Deibert D C, DeFronzo R A
J Clin Invest. 1980 Mar;65(3):717-21. doi: 10.1172/JCI109718.
Endogenous release of epinephrine after stress as well as exogenous epinephrine infusion are known to result in impaired glucose tolerance. Previous studies of man and animals have demonstrated that this effect of epinephrine results from inhibition of insulin secretion and augmentation of hepatic glucose production. However, the effect of epinephrine on tissue sensitivity to insulin, and the relative contributions of peripheral vs. hepatic resistance to impaired insulin action, have not been defined. Nine young normal-weight subjects were studied with the insulin clamp technique. Plasma insulin was raised by approximately 100 muU/ml while plasma glucose concentration was maintained at basal levels by a variable glucose infusion. Under these conditions of euglycemia, the amount of glucose metabolized equals the glucose infusion rate and is a measure of tissue sensitivity to insulin. Subjects received four studies: (a) insulin (42.6 mU/m(2).min), (b) insulin plus epinephrine (0.05 mug/kg.min), (c) insulin plus epinephrine plus propranolol (1.43 mug/kg.min), and (d) insulin plus propranolol. During insulin administration alone, glucose metabolism averaged 5.49+/-0.58 mg/kg.min. When epinephrine was infused with insulin, glucose metabolism fell by 41% to 3.26 mg/kg.min (P < 0.001). After insulin alone, hepatic glucose production declined by 92% to 0.16+/-0.08 mg/kg.min. Addition of epinephrine was associated with a delayed and incomplete suppression of glucose production (P < 0.01) despite plasma insulin levels >100 muU/ml. When propranolol was administered with epinephrine, total glucose metabolism was restored to control values and hepatic glucose production suppressed normally. Propranolol alone had no effect on insulin-mediated glucose metabolism. These results indicate that epinephrine, acting primarily through a beta-adrenergic receptor, markedly impairs tissue sensitivity to an increase in plasma insulin levels, and that this effect results from both peripheral and hepatic resistance to the action of insulin.
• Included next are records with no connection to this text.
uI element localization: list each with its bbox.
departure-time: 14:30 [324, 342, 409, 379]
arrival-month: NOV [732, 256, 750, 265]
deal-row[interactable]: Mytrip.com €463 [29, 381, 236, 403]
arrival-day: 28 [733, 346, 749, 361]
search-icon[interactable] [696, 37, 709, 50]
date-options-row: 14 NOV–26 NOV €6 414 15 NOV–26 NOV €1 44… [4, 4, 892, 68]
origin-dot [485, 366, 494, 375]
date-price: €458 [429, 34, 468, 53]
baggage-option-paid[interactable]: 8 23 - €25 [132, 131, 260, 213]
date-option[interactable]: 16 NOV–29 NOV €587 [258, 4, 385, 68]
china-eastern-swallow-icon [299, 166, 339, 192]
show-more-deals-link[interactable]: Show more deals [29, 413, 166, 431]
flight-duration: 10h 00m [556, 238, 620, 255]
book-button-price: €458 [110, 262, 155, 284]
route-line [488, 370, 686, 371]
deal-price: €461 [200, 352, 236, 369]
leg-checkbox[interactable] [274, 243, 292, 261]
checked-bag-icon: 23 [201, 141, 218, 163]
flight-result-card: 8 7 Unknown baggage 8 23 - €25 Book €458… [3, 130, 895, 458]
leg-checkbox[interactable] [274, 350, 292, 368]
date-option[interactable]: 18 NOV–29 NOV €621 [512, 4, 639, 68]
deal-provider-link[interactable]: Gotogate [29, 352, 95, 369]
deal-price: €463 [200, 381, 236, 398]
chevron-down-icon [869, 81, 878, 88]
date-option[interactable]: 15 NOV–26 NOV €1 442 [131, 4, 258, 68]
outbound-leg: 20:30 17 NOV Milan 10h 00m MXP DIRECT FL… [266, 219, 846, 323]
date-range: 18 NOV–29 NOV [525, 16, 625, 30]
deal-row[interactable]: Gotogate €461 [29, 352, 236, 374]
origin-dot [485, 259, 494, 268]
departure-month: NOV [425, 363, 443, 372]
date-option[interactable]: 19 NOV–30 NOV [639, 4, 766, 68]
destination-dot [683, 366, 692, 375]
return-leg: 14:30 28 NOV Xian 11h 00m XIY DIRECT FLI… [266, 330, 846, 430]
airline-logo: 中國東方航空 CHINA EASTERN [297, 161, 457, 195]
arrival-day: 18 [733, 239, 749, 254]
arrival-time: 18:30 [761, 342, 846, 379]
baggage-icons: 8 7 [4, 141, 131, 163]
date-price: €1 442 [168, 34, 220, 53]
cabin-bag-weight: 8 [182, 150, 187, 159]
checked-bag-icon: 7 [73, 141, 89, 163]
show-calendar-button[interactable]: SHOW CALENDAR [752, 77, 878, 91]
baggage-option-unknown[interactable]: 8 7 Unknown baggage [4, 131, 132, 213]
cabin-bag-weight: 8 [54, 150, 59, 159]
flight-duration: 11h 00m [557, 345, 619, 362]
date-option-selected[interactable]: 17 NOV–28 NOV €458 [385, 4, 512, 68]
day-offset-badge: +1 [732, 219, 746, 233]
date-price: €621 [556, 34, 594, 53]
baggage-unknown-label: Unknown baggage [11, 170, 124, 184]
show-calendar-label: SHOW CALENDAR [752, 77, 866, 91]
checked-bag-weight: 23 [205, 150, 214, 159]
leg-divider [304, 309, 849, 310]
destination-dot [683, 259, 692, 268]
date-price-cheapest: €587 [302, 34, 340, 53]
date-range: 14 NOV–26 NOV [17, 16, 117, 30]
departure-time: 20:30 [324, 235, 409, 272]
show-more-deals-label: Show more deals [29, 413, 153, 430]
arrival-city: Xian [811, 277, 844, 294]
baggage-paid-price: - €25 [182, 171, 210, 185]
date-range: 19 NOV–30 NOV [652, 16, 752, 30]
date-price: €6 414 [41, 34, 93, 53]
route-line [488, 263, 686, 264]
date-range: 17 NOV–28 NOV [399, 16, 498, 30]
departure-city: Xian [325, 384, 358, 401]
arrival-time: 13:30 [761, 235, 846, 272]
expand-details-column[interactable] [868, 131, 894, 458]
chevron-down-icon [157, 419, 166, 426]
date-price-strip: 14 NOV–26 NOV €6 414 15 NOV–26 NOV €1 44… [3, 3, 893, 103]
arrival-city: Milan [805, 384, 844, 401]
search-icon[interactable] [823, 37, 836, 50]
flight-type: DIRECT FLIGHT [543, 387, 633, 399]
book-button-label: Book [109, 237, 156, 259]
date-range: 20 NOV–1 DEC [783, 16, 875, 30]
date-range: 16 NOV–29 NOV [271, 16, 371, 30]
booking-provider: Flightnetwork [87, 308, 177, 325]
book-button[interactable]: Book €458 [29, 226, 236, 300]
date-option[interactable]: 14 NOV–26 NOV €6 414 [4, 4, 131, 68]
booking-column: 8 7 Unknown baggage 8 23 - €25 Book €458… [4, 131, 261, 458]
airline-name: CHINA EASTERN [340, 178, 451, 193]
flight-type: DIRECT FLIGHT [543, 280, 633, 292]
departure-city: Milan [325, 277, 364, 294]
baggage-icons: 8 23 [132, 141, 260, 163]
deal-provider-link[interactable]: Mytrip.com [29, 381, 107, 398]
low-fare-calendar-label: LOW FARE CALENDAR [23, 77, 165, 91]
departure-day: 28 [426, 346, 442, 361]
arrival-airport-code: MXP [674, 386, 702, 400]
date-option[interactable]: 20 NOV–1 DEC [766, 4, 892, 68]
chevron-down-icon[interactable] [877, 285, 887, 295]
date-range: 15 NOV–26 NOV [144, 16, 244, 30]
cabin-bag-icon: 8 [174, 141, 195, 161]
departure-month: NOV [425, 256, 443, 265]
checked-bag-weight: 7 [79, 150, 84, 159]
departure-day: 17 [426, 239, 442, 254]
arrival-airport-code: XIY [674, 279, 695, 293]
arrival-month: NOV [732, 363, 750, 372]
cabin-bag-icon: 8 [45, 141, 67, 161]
已知应激后内源性肾上腺素释放以及外源性输注肾上腺素会导致糖耐量受损。先前对人和动物的研究表明,肾上腺素的这种作用源于胰岛素分泌受抑制以及肝脏葡萄糖生成增加。然而,肾上腺素对组织胰岛素敏感性的影响,以及外周与肝脏抵抗对胰岛素作用受损的相对贡献尚未明确。采用胰岛素钳夹技术对9名年轻正常体重受试者进行了研究。通过可变葡萄糖输注将血浆胰岛素水平提高约100 μU/ml,同时将血浆葡萄糖浓度维持在基础水平。在这种血糖正常的条件下,代谢的葡萄糖量等于葡萄糖输注速率,是组织对胰岛素敏感性的一种度量。受试者接受了四项研究:(a) 胰岛素(42.6 mU/m²·min),(b) 胰岛素加肾上腺素(0.05 μg/kg·min),(c) 胰岛素加肾上腺素加普萘洛尔(1.43 μg/kg·min),以及(d) 胰岛素加普萘洛尔。单独给予胰岛素期间,葡萄糖代谢平均为5.49±0.58 mg/kg·min。当肾上腺素与胰岛素一起输注时,葡萄糖代谢下降41%至3.26 mg/kg·min(P<0.001)。单独给予胰岛素后,肝脏葡萄糖生成下降92%至0.16±0.08 mg/kg·min。尽管血浆胰岛素水平>100 μU/ml,但加入肾上腺素与葡萄糖生成的延迟且不完全抑制相关(P<0.01)。当普萘洛尔与肾上腺素一起给药时,总葡萄糖代谢恢复到对照值,肝脏葡萄糖生成正常受到抑制。单独使用普萘洛尔对胰岛素介导的葡萄糖代谢无影响。这些结果表明,肾上腺素主要通过β-肾上腺素能受体起作用,显著损害组织对血浆胰岛素水平升高的敏感性,并且这种作用源于外周和肝脏对胰岛素作用的抵抗。